- Born: Rialto, California
- Genres: Hip-hop; homo hop; Christian hip-hop;
- Occupation: Rapper
- Years active: 2007–present

= Mélange Lavonne =

American rapper

 Mélange Lavonne is an American rapper active in the homo hop movement, a subgenre of hip hop performed by LGBTQ artists. Her songs focus on issues such as social equality, discrimination, and faith.

==Early life==
Lavonne was born and raised in Rialto, California, and attended Luther Burbank High School in Sacramento, California. In 1991, when she was twelve years old, she was diagnosed with Hodgkin lymphoma, which went into remission after chemotherapy. She was later diagnosed with thyroid cancer, a possible result of previous radiation treatments.

She attended college at Dillard University in New Orleans on a basketball scholarship, but was forced out by the coach, who suspected she was gay. As she was not out to her parents at the time, she instead told them it was due to injury.

"Mélange Lavonne" is a stage name, a combination of the French word mélange, meaning mixture, and her middle name, Lavonne.

==Career==
===2007–2009: The Movement===
Lavonne's 2007 song, "Gay Bash", tells the story of Kevin, a fictional gay man murdered by gay bashers. The music video, directed by Camrin Pitts, was nominated as one of Logo TV's videos of the year, and played at the 2007 Queens International Film Festival in New York City and the 2008 Outfest Film Festival in Los Angeles. Later that year, she starred in a television series called Don't Go, directed by Amber Sharp, playing butch character Jaden.

Her album, The Movement, was released in 2008, produced by Bobby King of Lethal Recordz. The album addresses themes of domestic violence, AIDS, gang culture, and climate change.

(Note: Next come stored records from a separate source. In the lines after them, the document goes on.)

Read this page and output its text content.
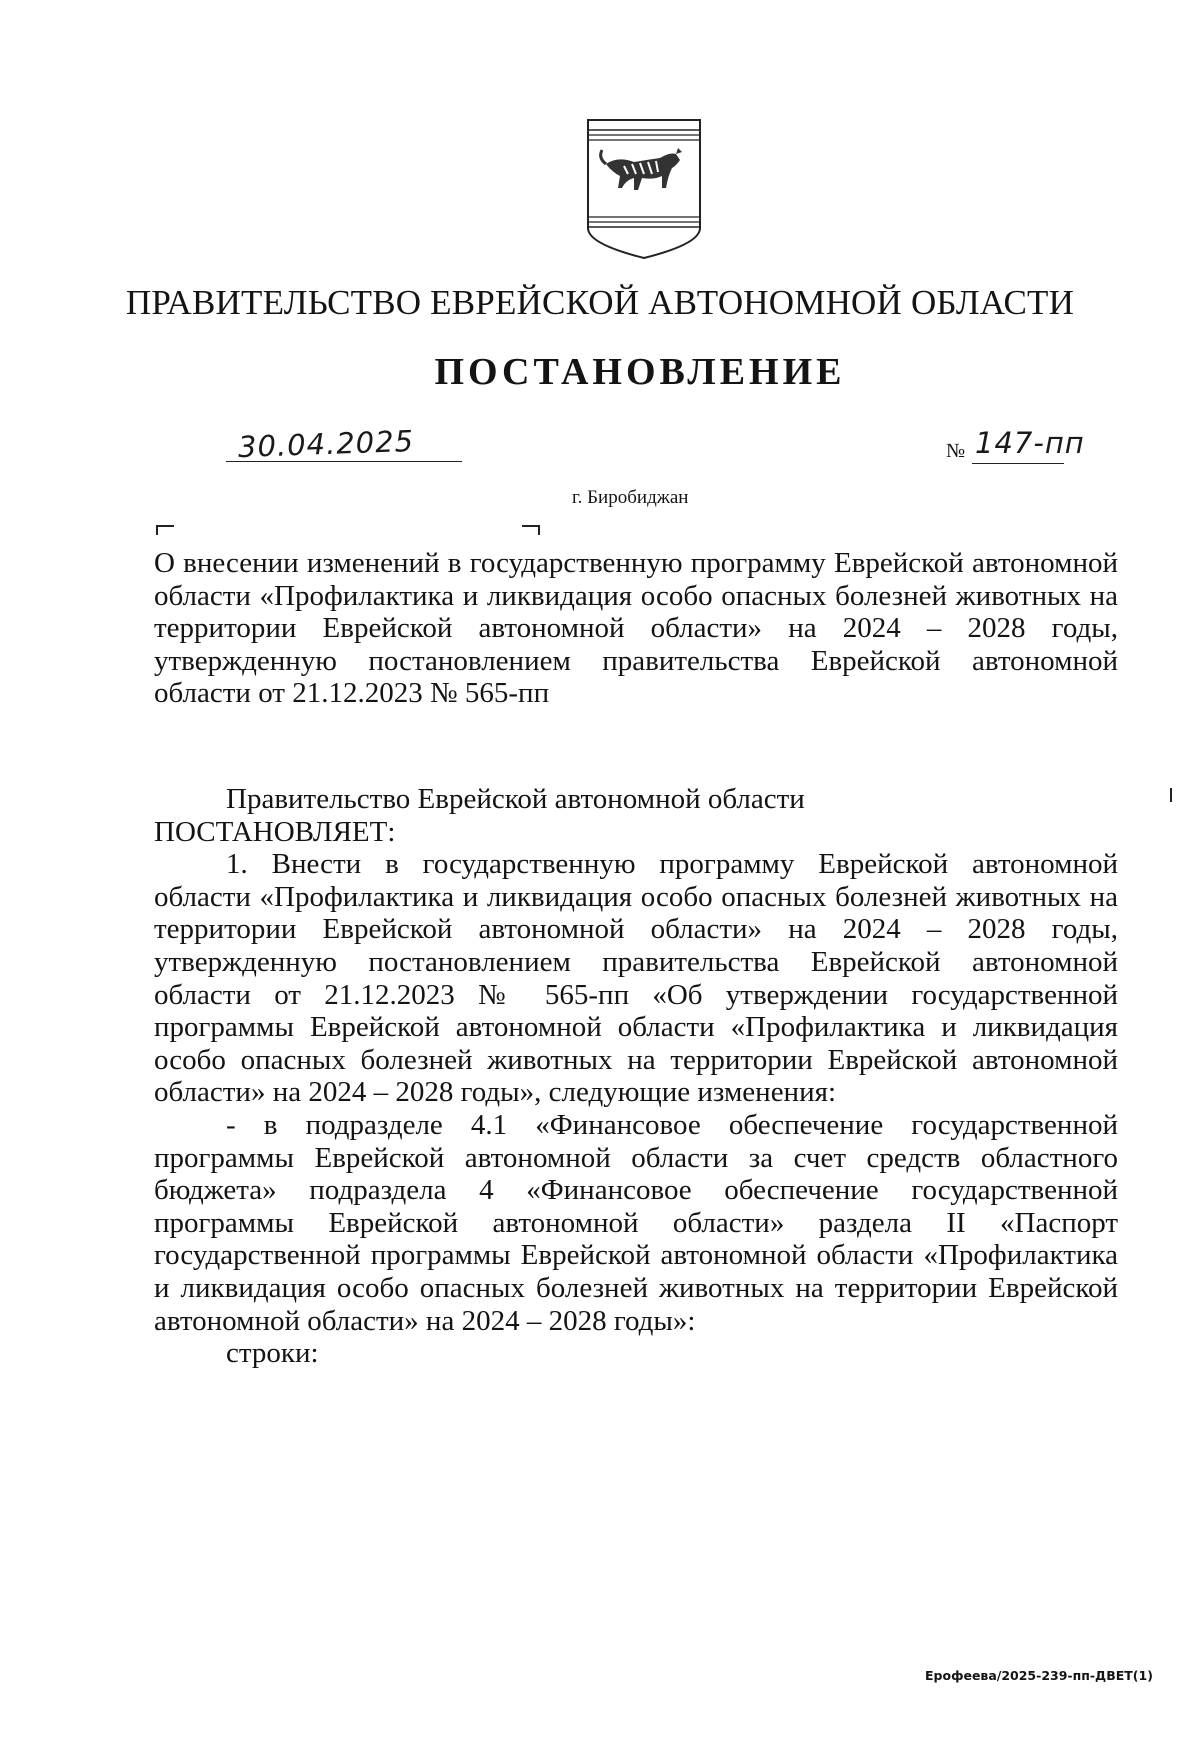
ПРАВИТЕЛЬСТВО ЕВРЕЙСКОЙ АВТОНОМНОЙ ОБЛАСТИ
ПОСТАНОВЛЕНИЕ
30.04.2025	№ 147-пп
г. Биробиджан
О внесении изменений в государственную программу Еврейской автономной области «Профилактика и ликвидация особо опасных болезней животных на территории Еврейской автономной области» на 2024 – 2028 годы, утвержденную постановлением правительства Еврейской автономной области от 21.12.2023 № 565-пп

Правительство Еврейской автономной области

ПОСТАНОВЛЯЕТ:

1. Внести в государственную программу Еврейской автономной области «Профилактика и ликвидация особо опасных болезней животных на территории Еврейской автономной области» на 2024 – 2028 годы, утвержденную постановлением правительства Еврейской автономной области от 21.12.2023 № 565-пп «Об утверждении государственной программы Еврейской автономной области «Профилактика и ликвидация особо опасных болезней животных на территории Еврейской автономной области» на 2024 – 2028 годы», следующие изменения:

- в подразделе 4.1 «Финансовое обеспечение государственной программы Еврейской автономной области за счет средств областного бюджета» подраздела 4 «Финансовое обеспечение государственной программы Еврейской автономной области» раздела II «Паспорт государственной программы Еврейской автономной области «Профилактика и ликвидация особо опасных болезней животных на территории Еврейской автономной области» на 2024 – 2028 годы»:

строки:

Ерофеева/2025-239-пп-ДВЕТ(1)
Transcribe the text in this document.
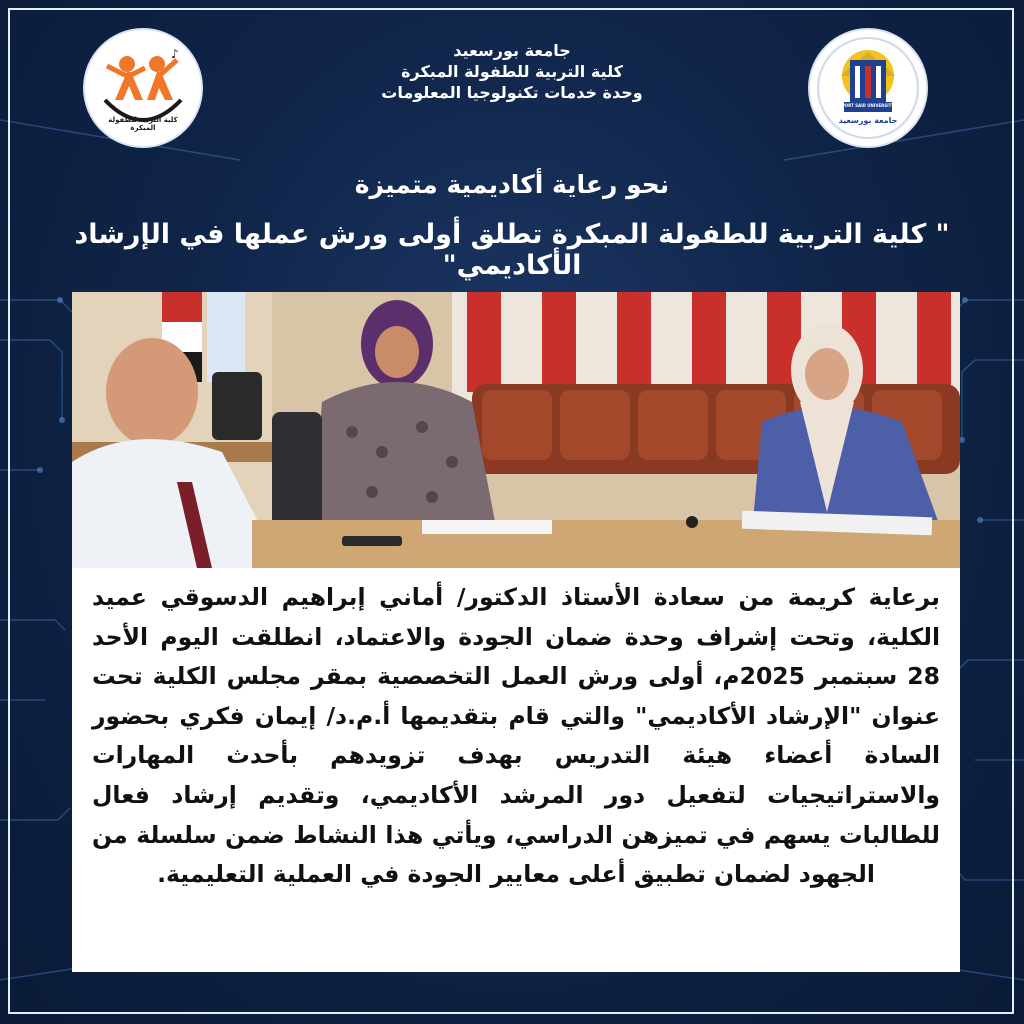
♪
كلية التربية للطفولة المبكرة
PORT SAID UNIVERSITY
جامعة بورسعيد
جامعة بورسعيد
كلية التربية للطفولة المبكرة
وحدة خدمات تكنولوجيا المعلومات
نحو رعاية أكاديمية متميزة
" كلية التربية للطفولة المبكرة تطلق أولى ورش عملها في الإرشاد الأكاديمي"
برعاية كريمة من سعادة الأستاذ الدكتور/ أماني إبراهيم الدسوقي عميد الكلية، وتحت إشراف وحدة ضمان الجودة والاعتماد، انطلقت اليوم الأحد 28 سبتمبر 2025م، أولى ورش العمل التخصصية بمقر مجلس الكلية تحت عنوان "الإرشاد الأكاديمي" والتي قام بتقديمها أ.م.د/ إيمان فكري بحضور السادة أعضاء هيئة التدريس بهدف تزويدهم بأحدث المهارات والاستراتيجيات لتفعيل دور المرشد الأكاديمي، وتقديم إرشاد فعال للطالبات يسهم في تميزهن الدراسي، ويأتي هذا النشاط ضمن سلسلة من الجهود لضمان تطبيق أعلى معايير الجودة في العملية التعليمية.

Lavonne toured as part of HomoRevolution, the first LGBT hip-hop tour, in 2007 and 2008. She also appeared on the Southern California version of Showtime at the Apollo.

She was named one of "Who's Who in the Black LGBT Community" by BET in 2009.

===2013: A Walk in My Shoes===
In 2013, Lavonne released a studio album, A Walk in My Shoes. In an interview, she called it "a bit more relaxed, more addressing entertainment, a party atmosphere. My last CD was more on the activist level."

==Influences==
Lavonne grew up listening to Tears for Fears, Duran Duran, and Michael Bublé. She has cited LGBT hip-hop artist Deadlee as one of her influences, saying, "he definitely paved the way, he wasn't afraid to be himself, he wasn't afraid to rap about basically being gay, as a gay male I know it's a little bit harder."

==Personal life==
Lavonne is lesbian, coming out publicly in 2007 with the release of her song "Gay Bash".